No matter how close we may be, I’m not inside your mind. I’m not experiencing your pain. The only pain I can feel is what’s inside me, even if I’m in pain over your situation, that’s still my pain, not yours.

“We are all alone, born alone, die alone, and — in spite of True Romance magazines — we shall all someday look back on our lives and see that, in spite of our company, we were alone the whole way. I do not say lonely — at least, not all the time — but essentially, and finally, alone.” — Hunter S. Thompson

He was right. We all experience our emotions – fear, pain, hope, joy – alone. I can express them to you, but you cannot truly share them. You can experience your own feelings called “fear” or “pain” or “hope” or “joy,” but you cannot feel mine the way I feel them. Because you are not me.

Maybe people use platitudes because they want to help. Or because they don’t want to feel helpless. Maybe your suffering is in some way inconvenient to them, or perhaps they feel threatened by it. Or maybe the realization that we are all, at the end of the day, truly alone in the feelings we experience is just too scary to acknowledge. The realization that I’m all alone is, indeed, one of the most frightening things I’ve ever faced.

I’m not wallowing in this.
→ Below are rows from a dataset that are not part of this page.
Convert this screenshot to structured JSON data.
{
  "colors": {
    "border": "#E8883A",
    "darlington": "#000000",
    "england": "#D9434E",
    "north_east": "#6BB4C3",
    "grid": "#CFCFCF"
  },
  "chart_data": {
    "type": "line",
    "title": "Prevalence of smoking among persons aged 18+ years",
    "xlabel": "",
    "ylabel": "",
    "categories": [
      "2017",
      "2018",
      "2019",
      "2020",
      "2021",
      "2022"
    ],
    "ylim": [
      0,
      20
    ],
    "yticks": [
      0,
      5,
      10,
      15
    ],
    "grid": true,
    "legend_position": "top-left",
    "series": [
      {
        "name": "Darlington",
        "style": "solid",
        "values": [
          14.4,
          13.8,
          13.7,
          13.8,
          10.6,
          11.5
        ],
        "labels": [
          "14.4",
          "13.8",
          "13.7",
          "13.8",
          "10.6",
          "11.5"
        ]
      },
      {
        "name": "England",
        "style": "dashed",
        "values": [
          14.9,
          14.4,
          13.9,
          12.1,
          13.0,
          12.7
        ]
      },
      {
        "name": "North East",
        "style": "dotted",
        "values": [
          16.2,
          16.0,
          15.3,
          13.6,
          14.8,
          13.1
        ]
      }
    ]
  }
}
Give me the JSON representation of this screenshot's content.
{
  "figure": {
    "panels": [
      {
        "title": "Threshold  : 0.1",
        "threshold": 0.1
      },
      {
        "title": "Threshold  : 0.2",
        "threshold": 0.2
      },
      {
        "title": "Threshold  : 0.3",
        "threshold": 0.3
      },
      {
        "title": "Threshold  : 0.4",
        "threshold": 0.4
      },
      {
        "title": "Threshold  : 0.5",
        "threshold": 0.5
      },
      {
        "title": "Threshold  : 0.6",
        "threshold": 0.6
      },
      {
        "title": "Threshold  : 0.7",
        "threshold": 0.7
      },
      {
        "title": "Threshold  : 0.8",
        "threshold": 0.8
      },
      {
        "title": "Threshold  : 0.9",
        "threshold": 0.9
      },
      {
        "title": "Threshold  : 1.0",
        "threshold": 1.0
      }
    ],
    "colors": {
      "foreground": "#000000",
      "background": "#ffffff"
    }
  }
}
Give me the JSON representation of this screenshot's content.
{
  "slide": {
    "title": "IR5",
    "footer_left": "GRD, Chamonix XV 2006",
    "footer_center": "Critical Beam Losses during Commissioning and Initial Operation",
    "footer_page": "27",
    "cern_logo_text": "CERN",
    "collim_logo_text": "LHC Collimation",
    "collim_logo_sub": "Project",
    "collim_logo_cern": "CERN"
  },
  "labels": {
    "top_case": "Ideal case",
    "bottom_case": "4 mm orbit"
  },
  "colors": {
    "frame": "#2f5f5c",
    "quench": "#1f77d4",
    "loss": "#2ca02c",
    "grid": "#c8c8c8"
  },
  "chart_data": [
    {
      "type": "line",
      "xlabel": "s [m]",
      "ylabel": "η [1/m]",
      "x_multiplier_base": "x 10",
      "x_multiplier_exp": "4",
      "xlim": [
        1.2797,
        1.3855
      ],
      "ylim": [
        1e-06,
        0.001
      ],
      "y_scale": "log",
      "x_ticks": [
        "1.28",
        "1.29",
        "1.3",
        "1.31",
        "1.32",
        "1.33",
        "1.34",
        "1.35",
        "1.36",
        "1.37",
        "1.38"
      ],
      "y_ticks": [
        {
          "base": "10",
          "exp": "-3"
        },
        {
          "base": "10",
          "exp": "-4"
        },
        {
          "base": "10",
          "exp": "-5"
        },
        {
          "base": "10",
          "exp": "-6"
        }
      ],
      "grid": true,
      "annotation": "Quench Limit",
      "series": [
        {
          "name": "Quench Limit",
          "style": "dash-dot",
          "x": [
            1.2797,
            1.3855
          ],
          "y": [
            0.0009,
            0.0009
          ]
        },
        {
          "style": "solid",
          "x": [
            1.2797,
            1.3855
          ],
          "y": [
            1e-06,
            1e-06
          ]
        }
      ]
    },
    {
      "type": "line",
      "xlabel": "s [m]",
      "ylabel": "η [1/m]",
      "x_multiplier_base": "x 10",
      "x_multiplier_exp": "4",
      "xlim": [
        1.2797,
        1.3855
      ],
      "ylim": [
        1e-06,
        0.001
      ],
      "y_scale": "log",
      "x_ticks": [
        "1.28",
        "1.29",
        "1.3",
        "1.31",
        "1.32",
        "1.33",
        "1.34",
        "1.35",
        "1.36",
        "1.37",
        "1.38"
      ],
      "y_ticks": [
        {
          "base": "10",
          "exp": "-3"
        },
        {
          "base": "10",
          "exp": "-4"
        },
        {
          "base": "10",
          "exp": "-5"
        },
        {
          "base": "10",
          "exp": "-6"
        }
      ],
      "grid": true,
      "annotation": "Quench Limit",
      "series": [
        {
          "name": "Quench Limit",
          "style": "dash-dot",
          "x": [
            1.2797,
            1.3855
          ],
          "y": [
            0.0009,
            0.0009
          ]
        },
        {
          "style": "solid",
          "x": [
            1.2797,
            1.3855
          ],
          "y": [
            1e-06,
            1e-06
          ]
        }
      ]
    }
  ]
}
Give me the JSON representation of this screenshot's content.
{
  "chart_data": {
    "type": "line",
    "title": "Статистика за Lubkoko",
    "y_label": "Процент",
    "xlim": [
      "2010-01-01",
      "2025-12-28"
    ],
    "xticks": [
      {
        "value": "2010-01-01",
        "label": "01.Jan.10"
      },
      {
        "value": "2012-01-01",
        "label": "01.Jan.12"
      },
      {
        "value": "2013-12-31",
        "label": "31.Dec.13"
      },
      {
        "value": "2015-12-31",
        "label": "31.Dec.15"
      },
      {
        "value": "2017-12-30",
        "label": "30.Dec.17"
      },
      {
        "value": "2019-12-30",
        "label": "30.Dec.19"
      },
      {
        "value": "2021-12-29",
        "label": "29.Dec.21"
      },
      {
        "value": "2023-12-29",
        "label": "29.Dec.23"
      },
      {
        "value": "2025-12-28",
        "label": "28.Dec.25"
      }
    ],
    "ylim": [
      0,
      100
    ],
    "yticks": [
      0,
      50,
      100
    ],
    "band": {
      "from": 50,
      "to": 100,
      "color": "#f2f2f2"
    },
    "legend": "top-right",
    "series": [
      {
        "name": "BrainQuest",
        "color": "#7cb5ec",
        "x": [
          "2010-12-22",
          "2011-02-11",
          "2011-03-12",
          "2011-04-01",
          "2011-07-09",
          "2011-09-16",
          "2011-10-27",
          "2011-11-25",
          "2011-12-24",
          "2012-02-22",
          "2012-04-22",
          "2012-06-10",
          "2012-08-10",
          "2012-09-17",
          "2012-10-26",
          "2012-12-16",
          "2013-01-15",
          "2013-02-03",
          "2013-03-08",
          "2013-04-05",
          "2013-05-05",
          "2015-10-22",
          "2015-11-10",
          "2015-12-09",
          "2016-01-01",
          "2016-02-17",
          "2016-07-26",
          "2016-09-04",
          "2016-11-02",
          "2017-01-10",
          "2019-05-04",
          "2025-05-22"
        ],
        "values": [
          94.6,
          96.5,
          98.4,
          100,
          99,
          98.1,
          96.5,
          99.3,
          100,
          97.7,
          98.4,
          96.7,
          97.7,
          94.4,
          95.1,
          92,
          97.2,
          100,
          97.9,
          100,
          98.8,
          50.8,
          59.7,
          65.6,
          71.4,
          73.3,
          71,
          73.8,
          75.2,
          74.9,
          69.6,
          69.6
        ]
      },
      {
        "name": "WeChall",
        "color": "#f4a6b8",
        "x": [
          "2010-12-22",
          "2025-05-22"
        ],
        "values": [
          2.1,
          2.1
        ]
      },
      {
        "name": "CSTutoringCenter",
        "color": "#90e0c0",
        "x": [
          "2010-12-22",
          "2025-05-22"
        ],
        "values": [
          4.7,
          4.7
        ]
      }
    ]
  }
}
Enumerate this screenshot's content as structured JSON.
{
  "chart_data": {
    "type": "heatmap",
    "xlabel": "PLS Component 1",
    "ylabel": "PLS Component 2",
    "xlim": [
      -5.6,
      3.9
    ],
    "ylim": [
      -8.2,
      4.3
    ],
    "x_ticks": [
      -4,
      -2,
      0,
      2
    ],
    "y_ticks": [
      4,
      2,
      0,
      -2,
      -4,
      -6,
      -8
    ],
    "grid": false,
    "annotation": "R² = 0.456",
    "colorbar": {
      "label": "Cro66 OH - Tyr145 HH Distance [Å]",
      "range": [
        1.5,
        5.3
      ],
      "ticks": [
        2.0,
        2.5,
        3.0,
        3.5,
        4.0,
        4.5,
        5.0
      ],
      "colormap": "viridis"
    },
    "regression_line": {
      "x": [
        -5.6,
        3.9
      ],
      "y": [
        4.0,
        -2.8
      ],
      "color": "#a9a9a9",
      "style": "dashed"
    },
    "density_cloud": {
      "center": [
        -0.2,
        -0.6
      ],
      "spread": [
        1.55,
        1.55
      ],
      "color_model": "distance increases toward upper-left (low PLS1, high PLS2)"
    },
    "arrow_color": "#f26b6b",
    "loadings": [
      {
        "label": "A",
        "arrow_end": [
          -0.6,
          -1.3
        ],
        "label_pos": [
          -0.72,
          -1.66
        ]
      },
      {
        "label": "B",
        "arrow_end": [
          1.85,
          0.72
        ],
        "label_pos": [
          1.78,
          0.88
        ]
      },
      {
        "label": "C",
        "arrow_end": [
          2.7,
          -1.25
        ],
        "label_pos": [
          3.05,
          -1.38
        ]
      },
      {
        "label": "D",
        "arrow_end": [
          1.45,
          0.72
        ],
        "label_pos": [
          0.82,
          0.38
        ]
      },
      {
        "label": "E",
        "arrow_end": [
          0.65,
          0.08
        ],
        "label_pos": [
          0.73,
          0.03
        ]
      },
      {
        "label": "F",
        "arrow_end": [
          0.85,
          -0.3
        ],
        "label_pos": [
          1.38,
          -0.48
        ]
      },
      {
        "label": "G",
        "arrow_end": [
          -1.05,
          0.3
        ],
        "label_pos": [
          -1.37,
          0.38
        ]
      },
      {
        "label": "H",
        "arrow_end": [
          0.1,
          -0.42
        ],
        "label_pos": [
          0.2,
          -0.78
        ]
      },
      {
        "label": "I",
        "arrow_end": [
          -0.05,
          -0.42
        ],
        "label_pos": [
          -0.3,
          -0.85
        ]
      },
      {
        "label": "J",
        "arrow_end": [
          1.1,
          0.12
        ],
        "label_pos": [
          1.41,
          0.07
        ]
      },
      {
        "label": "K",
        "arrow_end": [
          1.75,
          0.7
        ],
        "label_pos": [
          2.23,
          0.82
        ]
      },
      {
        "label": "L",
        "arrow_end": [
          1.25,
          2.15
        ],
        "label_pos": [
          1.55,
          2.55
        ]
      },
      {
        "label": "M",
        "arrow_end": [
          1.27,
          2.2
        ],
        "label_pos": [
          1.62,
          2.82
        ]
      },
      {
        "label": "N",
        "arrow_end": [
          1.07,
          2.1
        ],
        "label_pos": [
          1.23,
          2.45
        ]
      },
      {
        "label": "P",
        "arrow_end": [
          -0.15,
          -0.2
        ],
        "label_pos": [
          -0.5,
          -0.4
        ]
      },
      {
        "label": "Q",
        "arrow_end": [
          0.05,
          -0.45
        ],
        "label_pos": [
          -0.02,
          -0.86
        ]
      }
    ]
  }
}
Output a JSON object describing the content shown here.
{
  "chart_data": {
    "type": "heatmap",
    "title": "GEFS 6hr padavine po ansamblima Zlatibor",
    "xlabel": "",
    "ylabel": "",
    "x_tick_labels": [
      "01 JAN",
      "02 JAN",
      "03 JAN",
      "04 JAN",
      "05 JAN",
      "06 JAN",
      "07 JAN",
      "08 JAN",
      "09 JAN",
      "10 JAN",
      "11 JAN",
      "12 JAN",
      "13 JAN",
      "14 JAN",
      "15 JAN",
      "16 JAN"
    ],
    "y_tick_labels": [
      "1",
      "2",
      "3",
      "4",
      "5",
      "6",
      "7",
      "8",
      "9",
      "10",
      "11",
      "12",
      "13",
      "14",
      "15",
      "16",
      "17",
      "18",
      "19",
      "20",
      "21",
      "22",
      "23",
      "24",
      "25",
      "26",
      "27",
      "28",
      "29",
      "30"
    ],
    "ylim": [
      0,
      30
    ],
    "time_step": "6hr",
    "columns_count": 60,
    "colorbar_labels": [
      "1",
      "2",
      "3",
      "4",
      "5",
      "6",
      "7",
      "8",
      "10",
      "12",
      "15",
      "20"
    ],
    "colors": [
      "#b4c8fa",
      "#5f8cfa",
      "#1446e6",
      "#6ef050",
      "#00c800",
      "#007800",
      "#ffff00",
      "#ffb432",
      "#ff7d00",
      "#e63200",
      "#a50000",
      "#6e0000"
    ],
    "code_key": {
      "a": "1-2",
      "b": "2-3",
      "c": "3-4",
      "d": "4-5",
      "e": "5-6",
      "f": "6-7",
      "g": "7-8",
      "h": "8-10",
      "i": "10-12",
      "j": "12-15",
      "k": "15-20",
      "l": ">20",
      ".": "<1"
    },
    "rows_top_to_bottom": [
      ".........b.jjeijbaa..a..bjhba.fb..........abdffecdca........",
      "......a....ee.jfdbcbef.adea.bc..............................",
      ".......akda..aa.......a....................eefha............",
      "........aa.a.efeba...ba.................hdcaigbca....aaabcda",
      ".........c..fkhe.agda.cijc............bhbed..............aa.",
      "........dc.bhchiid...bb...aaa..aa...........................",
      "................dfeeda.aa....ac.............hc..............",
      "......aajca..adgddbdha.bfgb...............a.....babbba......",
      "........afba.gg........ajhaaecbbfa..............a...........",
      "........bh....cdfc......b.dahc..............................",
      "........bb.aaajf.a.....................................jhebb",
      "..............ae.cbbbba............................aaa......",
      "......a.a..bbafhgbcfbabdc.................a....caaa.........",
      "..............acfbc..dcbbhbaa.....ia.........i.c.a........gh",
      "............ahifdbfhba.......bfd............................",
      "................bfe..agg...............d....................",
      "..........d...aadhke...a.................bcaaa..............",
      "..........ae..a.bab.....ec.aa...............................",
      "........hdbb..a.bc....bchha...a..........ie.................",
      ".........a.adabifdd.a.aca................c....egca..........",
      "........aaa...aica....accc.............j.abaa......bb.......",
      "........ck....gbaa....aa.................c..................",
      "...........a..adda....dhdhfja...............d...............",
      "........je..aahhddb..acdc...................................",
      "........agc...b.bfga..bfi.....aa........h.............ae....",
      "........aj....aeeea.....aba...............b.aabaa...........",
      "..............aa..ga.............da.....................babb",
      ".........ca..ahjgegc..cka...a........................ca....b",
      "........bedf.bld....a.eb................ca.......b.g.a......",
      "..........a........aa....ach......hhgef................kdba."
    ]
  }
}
I’m forcing myself to face up to it, so I can figure out how to deal with it. I’m not there yet; I’m a long way from it, and I’m not sure whether I’ll ever get there. But you don’t have a clue what it is to feel these things the way I feel them. You just don’t.

So please acknowledge that. Don’t give me platitudes or pat answers. Don’t say you know how I’m feeling, because you don’t. Don’t try to reassure me. Recognize that there might not be a damned thing you can do to help me or improve my situation; that it’s all on me. Believe me, I there’s a part of me that wishes you could help, because I sure could use it. But no one can help me feel – and even if they could, I wouldn’t wish some of the feelings I’ve endured on the worst of my enemies (thankfully, I don’t have too many of those).

The best thing you can do for me may be the most difficult: Put away the platitudes and have the courage to acknowledge my aloneness – even if it forces you to acknowledge your own. That’s the only way any sort of understanding between us can begin.